I made a mistake in my previous answer (I apologize... it's been a while since I've thought about this).

So the integrand you have defined is $f(x)dx = x^3dx$.

Now, according to the differential expansion law, $dF = \frac{dF}{dx}dx$. So in your case: $$dF = \frac{dF}{dx}dx = f(x)dx = x^3dx$$

This implies that :

$$F(x) = \frac{1}{4}x^4 + c$$

(We can throw away the $+c$ .)

Since we are integrating $dF$, NOT $df$, we want to plot the level sets of $F(x) = \frac{1}{4}x^4$, NOT the level sets of $f(x) = x^3$.

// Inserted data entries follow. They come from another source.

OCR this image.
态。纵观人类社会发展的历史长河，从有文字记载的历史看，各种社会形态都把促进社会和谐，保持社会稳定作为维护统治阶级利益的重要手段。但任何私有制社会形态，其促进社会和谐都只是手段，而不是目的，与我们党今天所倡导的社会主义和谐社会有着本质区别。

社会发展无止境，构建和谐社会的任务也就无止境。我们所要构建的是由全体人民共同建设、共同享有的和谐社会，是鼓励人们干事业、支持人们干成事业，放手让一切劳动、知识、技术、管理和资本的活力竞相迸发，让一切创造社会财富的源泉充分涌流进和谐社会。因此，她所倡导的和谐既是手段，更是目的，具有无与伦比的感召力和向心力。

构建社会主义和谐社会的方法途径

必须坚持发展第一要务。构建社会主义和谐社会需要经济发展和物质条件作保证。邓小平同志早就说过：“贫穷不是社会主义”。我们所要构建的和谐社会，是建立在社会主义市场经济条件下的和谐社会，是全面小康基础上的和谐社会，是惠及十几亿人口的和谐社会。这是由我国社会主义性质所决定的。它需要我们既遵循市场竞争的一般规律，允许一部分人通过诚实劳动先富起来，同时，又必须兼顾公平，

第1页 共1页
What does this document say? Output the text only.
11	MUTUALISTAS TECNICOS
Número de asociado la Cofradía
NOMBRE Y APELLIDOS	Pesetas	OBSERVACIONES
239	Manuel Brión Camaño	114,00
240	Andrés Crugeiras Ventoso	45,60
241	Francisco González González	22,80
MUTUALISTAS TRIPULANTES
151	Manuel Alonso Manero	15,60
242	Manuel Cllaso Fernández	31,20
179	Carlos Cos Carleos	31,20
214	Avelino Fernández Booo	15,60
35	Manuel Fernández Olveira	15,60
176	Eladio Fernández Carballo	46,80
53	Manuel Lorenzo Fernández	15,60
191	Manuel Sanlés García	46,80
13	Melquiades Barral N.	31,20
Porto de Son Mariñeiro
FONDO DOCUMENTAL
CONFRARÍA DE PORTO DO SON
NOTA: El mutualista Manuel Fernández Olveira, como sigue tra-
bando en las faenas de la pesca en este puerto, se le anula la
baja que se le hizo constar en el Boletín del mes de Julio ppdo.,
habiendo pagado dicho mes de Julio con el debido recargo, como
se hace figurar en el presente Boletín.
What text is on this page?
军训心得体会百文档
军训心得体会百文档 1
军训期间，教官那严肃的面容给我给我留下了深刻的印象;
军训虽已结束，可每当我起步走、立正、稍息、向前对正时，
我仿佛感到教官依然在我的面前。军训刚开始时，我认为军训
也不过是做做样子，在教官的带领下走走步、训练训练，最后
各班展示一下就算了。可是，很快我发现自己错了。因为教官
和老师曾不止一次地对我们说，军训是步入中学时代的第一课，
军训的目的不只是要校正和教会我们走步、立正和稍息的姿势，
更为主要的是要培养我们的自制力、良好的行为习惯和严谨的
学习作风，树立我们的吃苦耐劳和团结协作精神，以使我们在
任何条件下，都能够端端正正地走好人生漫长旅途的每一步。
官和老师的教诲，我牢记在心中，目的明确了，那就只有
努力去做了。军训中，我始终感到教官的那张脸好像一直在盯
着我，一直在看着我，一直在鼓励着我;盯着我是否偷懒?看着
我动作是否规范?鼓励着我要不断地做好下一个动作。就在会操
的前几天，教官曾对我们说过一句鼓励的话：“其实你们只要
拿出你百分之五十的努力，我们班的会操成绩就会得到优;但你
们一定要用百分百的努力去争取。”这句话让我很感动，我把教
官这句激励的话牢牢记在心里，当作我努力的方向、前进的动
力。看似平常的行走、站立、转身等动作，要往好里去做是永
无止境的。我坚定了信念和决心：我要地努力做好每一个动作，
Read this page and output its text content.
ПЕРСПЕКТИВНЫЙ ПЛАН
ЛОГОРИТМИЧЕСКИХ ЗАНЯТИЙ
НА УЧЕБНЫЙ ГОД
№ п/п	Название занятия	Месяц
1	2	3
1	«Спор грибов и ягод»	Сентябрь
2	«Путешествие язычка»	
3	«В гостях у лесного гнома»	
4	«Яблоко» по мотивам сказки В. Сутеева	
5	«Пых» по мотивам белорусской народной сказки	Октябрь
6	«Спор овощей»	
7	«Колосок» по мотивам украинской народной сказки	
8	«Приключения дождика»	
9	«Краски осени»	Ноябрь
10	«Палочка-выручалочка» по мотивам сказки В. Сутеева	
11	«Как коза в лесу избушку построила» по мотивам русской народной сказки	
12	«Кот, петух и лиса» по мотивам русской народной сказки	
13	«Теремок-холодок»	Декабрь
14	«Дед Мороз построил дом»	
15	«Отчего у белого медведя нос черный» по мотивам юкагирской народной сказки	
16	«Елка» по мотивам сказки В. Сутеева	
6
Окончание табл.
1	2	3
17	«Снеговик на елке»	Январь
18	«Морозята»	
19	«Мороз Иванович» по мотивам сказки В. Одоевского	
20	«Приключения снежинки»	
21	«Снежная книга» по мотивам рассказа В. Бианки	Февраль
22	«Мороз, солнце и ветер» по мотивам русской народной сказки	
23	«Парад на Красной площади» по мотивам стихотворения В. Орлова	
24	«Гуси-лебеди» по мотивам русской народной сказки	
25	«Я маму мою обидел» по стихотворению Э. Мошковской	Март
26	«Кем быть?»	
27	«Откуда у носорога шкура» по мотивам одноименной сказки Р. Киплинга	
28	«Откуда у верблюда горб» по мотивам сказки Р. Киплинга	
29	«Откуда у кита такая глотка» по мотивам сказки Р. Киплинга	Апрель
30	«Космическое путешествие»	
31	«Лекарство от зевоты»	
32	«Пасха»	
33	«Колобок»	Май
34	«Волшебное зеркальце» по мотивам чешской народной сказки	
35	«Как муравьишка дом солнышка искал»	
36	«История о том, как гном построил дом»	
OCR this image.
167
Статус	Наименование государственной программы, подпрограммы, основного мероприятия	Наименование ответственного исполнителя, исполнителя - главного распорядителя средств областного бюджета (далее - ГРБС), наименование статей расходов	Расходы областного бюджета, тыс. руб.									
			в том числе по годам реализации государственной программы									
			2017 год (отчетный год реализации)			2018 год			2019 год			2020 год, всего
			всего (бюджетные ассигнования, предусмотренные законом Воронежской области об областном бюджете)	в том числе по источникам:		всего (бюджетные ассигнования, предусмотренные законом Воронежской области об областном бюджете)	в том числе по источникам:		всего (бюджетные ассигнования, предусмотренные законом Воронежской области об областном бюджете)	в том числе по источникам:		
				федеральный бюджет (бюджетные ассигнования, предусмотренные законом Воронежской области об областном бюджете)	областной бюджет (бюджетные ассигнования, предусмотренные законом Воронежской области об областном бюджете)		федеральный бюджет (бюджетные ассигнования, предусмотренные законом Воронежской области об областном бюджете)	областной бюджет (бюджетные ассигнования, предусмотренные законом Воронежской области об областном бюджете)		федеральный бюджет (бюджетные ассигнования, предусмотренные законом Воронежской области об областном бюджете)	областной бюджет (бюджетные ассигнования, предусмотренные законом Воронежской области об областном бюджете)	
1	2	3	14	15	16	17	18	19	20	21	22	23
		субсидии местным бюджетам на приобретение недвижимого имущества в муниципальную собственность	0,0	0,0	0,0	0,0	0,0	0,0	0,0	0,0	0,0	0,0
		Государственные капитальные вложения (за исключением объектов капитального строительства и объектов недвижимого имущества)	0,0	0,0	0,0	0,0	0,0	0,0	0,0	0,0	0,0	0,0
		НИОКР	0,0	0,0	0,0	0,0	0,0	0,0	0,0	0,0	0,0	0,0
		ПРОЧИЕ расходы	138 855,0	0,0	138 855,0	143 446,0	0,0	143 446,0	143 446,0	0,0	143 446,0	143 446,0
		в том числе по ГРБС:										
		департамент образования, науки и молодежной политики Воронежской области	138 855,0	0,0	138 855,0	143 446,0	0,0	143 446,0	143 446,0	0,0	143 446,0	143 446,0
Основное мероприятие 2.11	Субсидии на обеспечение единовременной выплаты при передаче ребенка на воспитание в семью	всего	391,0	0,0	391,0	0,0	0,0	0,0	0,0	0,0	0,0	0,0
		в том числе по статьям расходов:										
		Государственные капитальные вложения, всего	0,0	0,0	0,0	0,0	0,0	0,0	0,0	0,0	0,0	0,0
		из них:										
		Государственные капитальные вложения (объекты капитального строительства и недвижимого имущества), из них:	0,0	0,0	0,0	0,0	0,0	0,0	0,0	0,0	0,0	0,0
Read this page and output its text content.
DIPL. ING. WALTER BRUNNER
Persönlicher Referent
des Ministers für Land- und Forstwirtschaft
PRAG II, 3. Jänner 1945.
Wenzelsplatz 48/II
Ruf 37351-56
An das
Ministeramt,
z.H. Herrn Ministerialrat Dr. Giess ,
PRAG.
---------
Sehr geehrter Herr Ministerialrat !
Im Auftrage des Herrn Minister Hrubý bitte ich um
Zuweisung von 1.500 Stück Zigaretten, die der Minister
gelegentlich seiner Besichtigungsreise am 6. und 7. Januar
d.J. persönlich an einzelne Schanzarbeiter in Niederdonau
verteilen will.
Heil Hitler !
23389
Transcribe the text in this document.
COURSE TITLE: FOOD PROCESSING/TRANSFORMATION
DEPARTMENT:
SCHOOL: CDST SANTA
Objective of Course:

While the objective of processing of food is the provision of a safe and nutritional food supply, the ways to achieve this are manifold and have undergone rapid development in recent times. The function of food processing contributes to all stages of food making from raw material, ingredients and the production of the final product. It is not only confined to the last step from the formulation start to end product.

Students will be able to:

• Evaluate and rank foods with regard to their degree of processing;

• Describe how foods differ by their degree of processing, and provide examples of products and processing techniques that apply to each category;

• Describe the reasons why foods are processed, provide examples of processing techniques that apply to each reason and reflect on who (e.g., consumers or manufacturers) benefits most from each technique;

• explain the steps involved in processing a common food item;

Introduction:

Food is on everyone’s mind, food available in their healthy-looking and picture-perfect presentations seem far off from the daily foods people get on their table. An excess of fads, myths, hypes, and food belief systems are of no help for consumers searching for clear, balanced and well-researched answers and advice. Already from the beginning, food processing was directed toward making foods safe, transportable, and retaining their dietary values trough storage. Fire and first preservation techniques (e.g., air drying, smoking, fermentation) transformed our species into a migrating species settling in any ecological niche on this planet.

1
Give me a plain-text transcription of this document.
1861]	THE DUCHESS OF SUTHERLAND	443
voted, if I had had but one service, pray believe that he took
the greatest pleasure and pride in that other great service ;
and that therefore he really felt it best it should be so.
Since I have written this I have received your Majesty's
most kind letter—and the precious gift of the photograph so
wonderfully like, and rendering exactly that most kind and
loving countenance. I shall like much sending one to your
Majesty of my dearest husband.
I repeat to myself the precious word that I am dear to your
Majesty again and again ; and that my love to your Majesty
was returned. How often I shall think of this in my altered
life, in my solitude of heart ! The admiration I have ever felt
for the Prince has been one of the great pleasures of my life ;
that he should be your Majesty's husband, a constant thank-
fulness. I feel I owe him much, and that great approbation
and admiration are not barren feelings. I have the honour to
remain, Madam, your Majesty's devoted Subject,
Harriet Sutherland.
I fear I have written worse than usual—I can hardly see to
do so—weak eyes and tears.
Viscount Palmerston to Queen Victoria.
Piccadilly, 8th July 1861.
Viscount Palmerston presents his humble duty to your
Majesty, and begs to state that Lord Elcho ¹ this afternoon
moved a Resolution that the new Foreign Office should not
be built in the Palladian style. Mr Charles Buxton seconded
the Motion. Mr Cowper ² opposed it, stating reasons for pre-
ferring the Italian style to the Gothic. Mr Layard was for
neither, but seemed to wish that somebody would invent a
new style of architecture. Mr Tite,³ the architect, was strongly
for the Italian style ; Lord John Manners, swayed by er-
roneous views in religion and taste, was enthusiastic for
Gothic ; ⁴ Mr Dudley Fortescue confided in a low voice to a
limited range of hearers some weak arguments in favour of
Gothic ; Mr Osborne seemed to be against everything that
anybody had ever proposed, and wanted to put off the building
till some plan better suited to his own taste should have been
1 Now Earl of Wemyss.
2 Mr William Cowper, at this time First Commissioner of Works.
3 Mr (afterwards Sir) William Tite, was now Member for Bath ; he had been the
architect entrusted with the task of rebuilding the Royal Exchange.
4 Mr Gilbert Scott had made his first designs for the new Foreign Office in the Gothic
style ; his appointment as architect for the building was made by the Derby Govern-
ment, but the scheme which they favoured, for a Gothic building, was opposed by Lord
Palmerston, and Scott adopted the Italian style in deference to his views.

I believe this should lead to the correct answer of $2499.75$.

Answer 2

The covector stacks (in green below) correspond to stack representation of $x^3 dx,$ as a vector field below, $\begin{bmatrix}x^3\\0 \end{bmatrix},$ using this applet. Please note that the limits of integration could not be made more precise even slowing down the mouse, nor could the window be extended to integrate from $1$ to $10$ as in the OP, so I integrated from $\sim 1$ to $\sim 6$ exactly as the the circulation along a straight line, which parallels exactly the line integrals through a vector field:

Notice how the same plot can be displayed as a traditional vector (arrow) field:

The idea is exactly like in the fundamental theorem of line integrals expression

$$\int_a^b \nabla f(\vec r(t))\cdot \vec r'(t) dt$$

with $\vec r'(t) = \frac{d}{dx}x=1$ and $\nabla f(\vec r(t)) \equiv \frac{ d}{ dx}(\frac 1 4 x^4)=x^3.$

If we consider $f(x,y)=xy,$ the gradient is a vector field $\begin{bmatrix} y\\x \end{bmatrix},$ the integral along a curved segment between two points can also bee seen as a covector field:

The reason why it worked in the last edit of the OP with the level sets of $\frac 1 4 x^4$ as suggested in the @eigenchris answer it because it simply a way of summing the results of $\int_{a_1}^{a_n} x^3 dx$ in the partitions of the interval from $a_1=1$ to $a_n=10$ in the plot; however, it doesn't provide the needed insight.

Another way to think about it is with $f=\frac 1 4 x^4$ being a $0$-form, and $df=x^3 dx$ being its $1$-form (represented as green stacks): the level sets of the original function $f= \frac 1 4 x^4$ are $df=\frac {df}{dx} dx= x^3 dx,$ which is concordant with the last edit in the OP reflecting the accepted answer: the level sets are of $\frac 1 4 x^4,$ while the stacks (covector field) vary at each point according with the derivative $x^3.$